Heute ist der 9.05.2026 und in Salzgitter gibt es einiges zu berichten, vor allem wenn es um die Stahlindustrie geht. ThyssenKrupp führt die Woche mit einem respektablen Anstieg von 6,4% an. Salzgitter folgt dichtauf mit 6,27% und auch die Konkurrenz von ArcelorMittal und voestalpine zeigt positive Tendenzen, mit Steigerungen von 5,91% und 2,73% respektive. Es ist, als ob die Stahlbranche gerade einen richtigen Aufschwung erlebt, was natürlich für die Region von Bedeutung ist.
Im Monat hat ThyssenKrupp sogar einen beeindruckenden Zuwachs von 37,56% zu verzeichnen. Salzgitter kann sich mit 31,1% ebenfalls sehen lassen, während voestalpine und ArcelorMittal mit 17,63% und 7,06% nachziehen. Das Jahr 2026 hat für Salzgitter bisher einen Anstieg von 27,18% gebracht, was im Vergleich zum Vorjahr (153,41%) etwas weniger spektakulär ist, aber dennoch erfreulich. Voestalpine und ThyssenKrupp folgen mit 19,38% und 15,7%. Es scheint, als ob die Stahlproduktion im Aufwind ist, und das ist nicht nur für die Unternehmen wichtig, sondern auch für die Beschäftigten und die gesamte Region.
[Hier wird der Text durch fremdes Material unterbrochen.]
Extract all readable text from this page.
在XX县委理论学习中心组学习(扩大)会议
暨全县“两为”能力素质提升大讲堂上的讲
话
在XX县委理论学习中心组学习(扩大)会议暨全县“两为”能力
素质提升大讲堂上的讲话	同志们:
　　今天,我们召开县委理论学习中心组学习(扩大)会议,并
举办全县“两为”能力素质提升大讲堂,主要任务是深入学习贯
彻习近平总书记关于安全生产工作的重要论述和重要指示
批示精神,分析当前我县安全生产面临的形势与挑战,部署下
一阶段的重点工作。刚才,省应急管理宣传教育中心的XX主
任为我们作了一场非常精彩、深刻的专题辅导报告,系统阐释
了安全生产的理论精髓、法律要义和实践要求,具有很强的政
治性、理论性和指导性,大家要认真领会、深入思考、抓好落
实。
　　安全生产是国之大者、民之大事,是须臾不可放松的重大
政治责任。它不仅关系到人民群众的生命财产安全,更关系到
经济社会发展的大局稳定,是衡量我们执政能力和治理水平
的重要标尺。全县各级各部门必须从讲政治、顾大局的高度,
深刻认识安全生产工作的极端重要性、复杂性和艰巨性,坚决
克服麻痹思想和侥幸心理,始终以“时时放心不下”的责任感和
Ein neuer Kurs für ThyssenKrupp und Salzgitter
Eine bedeutende Nachricht aus der Welt der Stahlhersteller ist die Vereinbarung zwischen thyssenkrupp Steel und Salzgitter AG. Ab dem 1. Juni 2026 wird Salzgitter die Anteile an der Hüttenwerke Krupp Mannesmann (HKM) übernehmen. Dies wurde durch den ehemaligen Ministerpräsidenten von Hessen, Roland Koch, vermittelt. Gunnar Groebler, CEO von Salzgitter, hält dies für einen Meilenstein für die industrielle Zukunft von HKM. Die Lieferungen von HKM an thyssenkrupp Steel werden nun bereits Ende 2028 enden, was eine Änderung zu den ursprünglich angedachten 2032 ist. Es bleibt spannend, wie sich diese Veränderungen auf die Marktstellung der beiden Unternehmen auswirken werden.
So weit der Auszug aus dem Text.